Разговора не получается. Рин никак не может собраться с мыслями, перескакивает с Сэма на ивент, с ивента на упреки, с упреков на Сэма. Решиться спросить напрямую о том, какие были у Тобиаса с его братом отношения, и почему он признается теперь в любви ему, он так и не может. А на следующий день просыпается с первыми лучами солнца. Что-то душит его изнутри, бьется невнятным воспоминанием в мозгу и приклеивает тело холодным потом к скомканным простыням. Рин замирает с открытыми глазами и ждет, сам не зная чего. А потом идет к доктору Прюданс и договаривается о ежедневных сеансах.
Дни текут медленно, он старается не оставаться один надолго. Вечерами смотрит, как мать скользит мимо, не замечая и не разговаривая, и чувствует себя еще более одиноким. Сеансы не помогают и не радуют. После них остается пустота и ощущение никчемности. Рин все чаще вспоминает ивент и ощущение эйфории, которые он успел словить рядом с Тобиасом и за которые ему почему-то стыдно.
Рин снова и снова звонит Форсайту. Тот снова и снова говорит торопливо, сразу о чем-то конкретном. Словно ему некогда. Словно Рин ему мешает.
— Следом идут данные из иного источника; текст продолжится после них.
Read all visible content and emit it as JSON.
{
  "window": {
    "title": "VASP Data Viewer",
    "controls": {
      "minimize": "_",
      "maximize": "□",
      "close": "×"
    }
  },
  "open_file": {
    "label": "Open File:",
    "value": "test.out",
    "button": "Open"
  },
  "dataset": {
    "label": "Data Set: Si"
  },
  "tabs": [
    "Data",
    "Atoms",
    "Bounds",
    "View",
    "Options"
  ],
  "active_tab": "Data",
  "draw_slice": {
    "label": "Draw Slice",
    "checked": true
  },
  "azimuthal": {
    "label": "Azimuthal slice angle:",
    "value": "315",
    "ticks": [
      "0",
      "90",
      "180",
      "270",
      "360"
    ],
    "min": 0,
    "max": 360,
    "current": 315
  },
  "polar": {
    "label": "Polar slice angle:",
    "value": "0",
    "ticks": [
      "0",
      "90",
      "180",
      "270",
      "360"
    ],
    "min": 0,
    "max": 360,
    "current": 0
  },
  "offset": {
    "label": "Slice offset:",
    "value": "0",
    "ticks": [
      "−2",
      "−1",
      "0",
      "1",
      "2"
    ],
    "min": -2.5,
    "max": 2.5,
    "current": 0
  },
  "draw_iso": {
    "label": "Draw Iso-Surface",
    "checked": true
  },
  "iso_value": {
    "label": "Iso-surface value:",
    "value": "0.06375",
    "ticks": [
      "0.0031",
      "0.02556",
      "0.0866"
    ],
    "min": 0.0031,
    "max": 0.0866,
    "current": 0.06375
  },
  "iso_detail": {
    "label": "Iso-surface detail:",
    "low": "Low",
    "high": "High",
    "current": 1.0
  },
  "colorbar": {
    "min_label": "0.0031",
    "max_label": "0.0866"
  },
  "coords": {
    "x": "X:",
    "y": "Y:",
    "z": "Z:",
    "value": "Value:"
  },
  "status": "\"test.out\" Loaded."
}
Меньше всего Рин хочет походить на рыбу-прилипалу, поэтому сворачивает разговор, а через несколько часов звонит снова. Ничего не может с собой поделать. С каждым разом получается все хуже. В конце концов его собственные нервы, словно оголенные провода, цепляются то за слова Тобиаса, то за их отсутствие.
Вчера разговор был провальный от начала и до конца. Голос Форсайта щелкал в ухе очередью из фраз, лишенных логики и смысла, и Рин потерялся в разговоре, как ветер в заброшенном доме. «Есть вещи, которые ты знаешь, а есть — которые чувствуешь. Просто ответь, что я делаю». Ну, что это такое? Разве с нормальным человеком так станут говорить? Так делают только, когда хотят отшить. В лучшем случае, когда подтрунивают над неожиданно возникшей привязанностью. Вместо того, чтобы высказать свои мысли вслух, Рин снова вешает трубу.
Сегодня, в четверг, Рин собирается позвонить опять. Держит телефон на коленях, жмется на диване нахохленным галчонком, телевизор надрывается, но Рин не обращает на него внимания — расписывает на бумажке реплики, чтобы опять не попасть впросак и не растеряться. Вдруг телефон, завибрировав, выпрыгивает на пол, как лягушка, Рин ловит его и смотрит на высветившийся номер. Тобиас. Рин таращится на дисплей, переводит взгляд на листок с недописанными вопросами и не отвечает.